American snowboarder (born 1975)

Jeremy Jones (born January 2, 1975) is an American professional snowboarder. He is known for freestyle snowboarding and jibbing.

==Snowboarding career==
Jeremy began snowboarding when he was 13 years old. Jeremy is unique because he sets a standard for snowboarding but he does not compete. He was sponsored by, Burton, Anon, Milosport, and Nixon. Jeremy was selected by Peter Line to join Forum Snowboarding, where he became part of the original eight snowboarders of the Forum team. While at Forum he continued to revolutionize freestyle snowboarding. At Northstar resort in California, a fellow freestyle snowboarder conquered a large "down-flat-down" rail that eluded Jeremy Jones throughout his entire career. In 2015, Jones earned the bronze medal in the Real Snow competition, an all-urban, all-video snowboard contest presented by the World of X Games.

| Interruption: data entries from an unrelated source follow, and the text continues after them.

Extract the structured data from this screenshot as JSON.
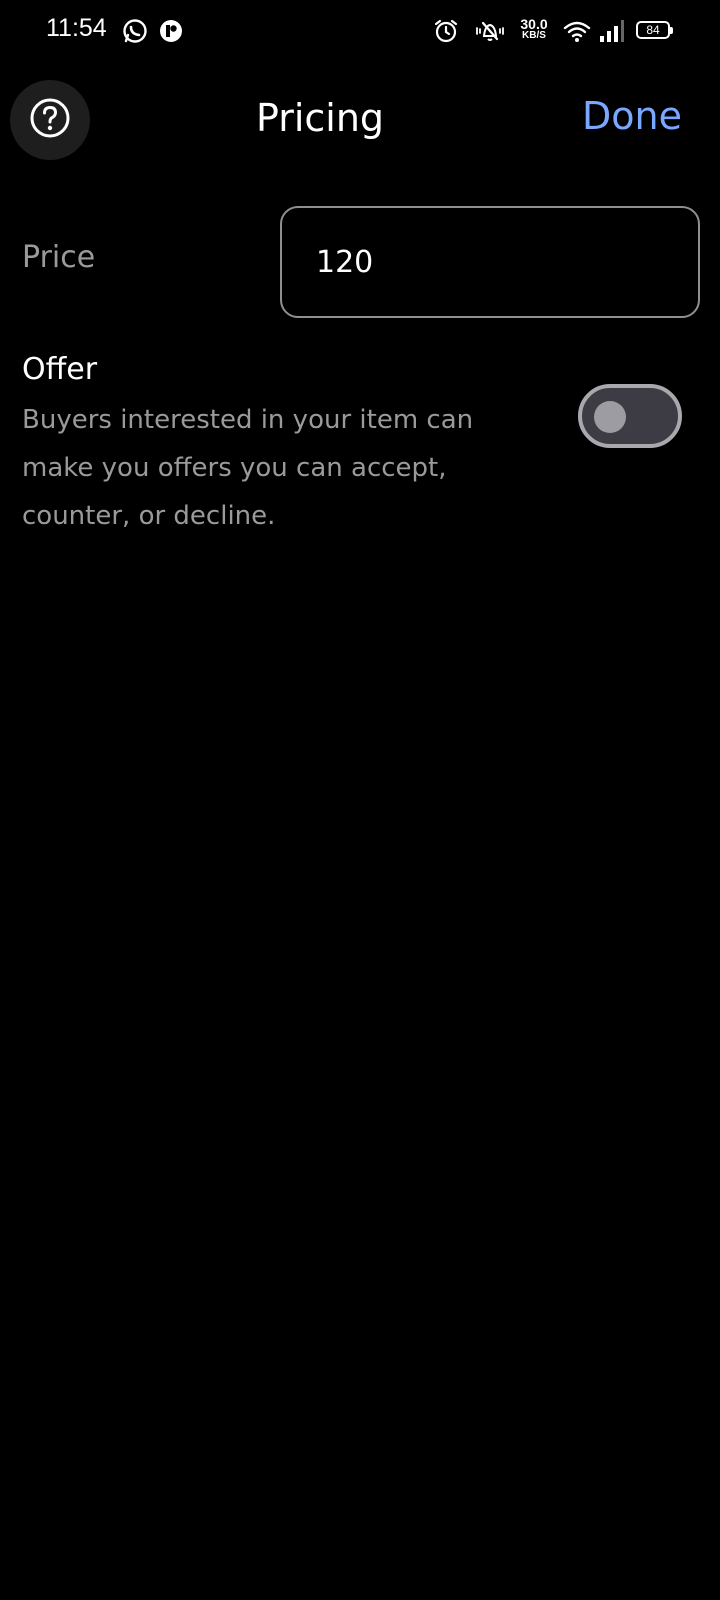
{
  "status_bar": {
    "time": "11:54",
    "net_speed_value": "30.0",
    "net_speed_unit": "KB/S",
    "battery_level": "84",
    "icons": [
      "whatsapp-icon",
      "app-notification-icon",
      "alarm-icon",
      "silent-bell-icon",
      "wifi-icon",
      "signal-icon",
      "battery-icon"
    ]
  },
  "header": {
    "title": "Pricing",
    "done_label": "Done",
    "help_icon": "question-circle-icon"
  },
  "price": {
    "label": "Price",
    "value": "120"
  },
  "offer": {
    "title": "Offer",
    "description": "Buyers interested in your item can make you offers you can accept, counter, or decline.",
    "toggle_on": false
  },
  "colors": {
    "background": "#000000",
    "accent": "#7aa7ff",
    "secondary_text": "#9a9a9a",
    "toggle_track": "#3d3c44"
  }
}
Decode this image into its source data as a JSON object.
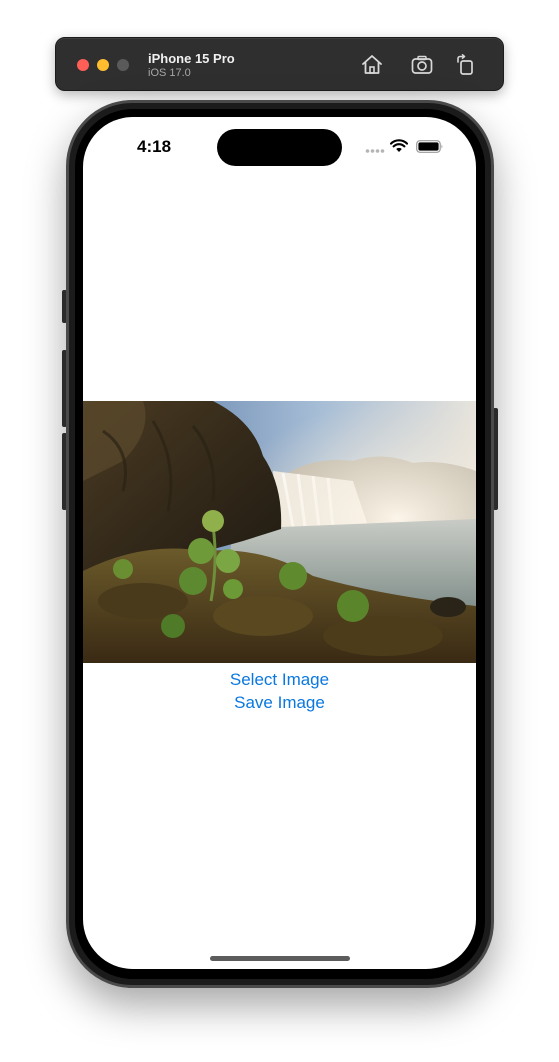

Jones is sometimes confused with Jeremy Jones, a fellow professional snowboarder born just over a year earlier in January 1975. While both share the same name and prominence in snowboarding, the freestyler Jeremy Jones is recognized for his urban and rail-focused riding and grew up in Salt Lake City, Utah, whereas the freerider Jeremy Jones is known for big mountain exploration and hails from Cape Cod, Massachusetts.

==Physical stats==
Jeremy Jones is 5 ft 8 in (1.73 m) tall, weighs 150 lbs (68 kg) and wears a US 8 boot. He rides goofy, 15 degrees in the front and negative nine degrees in the back. Jones also stands 24.5" wide.

==Movie career==
His snowboard movies include Chulcksmack, Decade, Follow Me Around, 91 Words for Snow, From___ With Love, Jibbing with Jeremy Jones, Nixon Jib Fest, Pulse, Shakedown, Technical Difficulties, The Resistance, True Life, Picture This, Its Always Snowing Somewhere, Double Decade, The "B" Movie, and 13. Mack Dawg Movies made him famous worldwide around snowboard fans.

==Major injury==
On Wednesday January 11, 2017, he had a snowboarding accident in the Utah backcountry. As a result, he suffered multiple broken bones in both of his legs. The accident occurred during a filming session in Little Cottonwood Canyon and was described by fellow snowboarder Seth Huot as a "traumatic event" after Jones was buried in snow and had to be rescued. In an interview on The Bomb Hole podcast, Jones spoke in detail about the incident, his extensive recovery, and how he had to relearn basic tricks and rebuild confidence to return to snowboarding.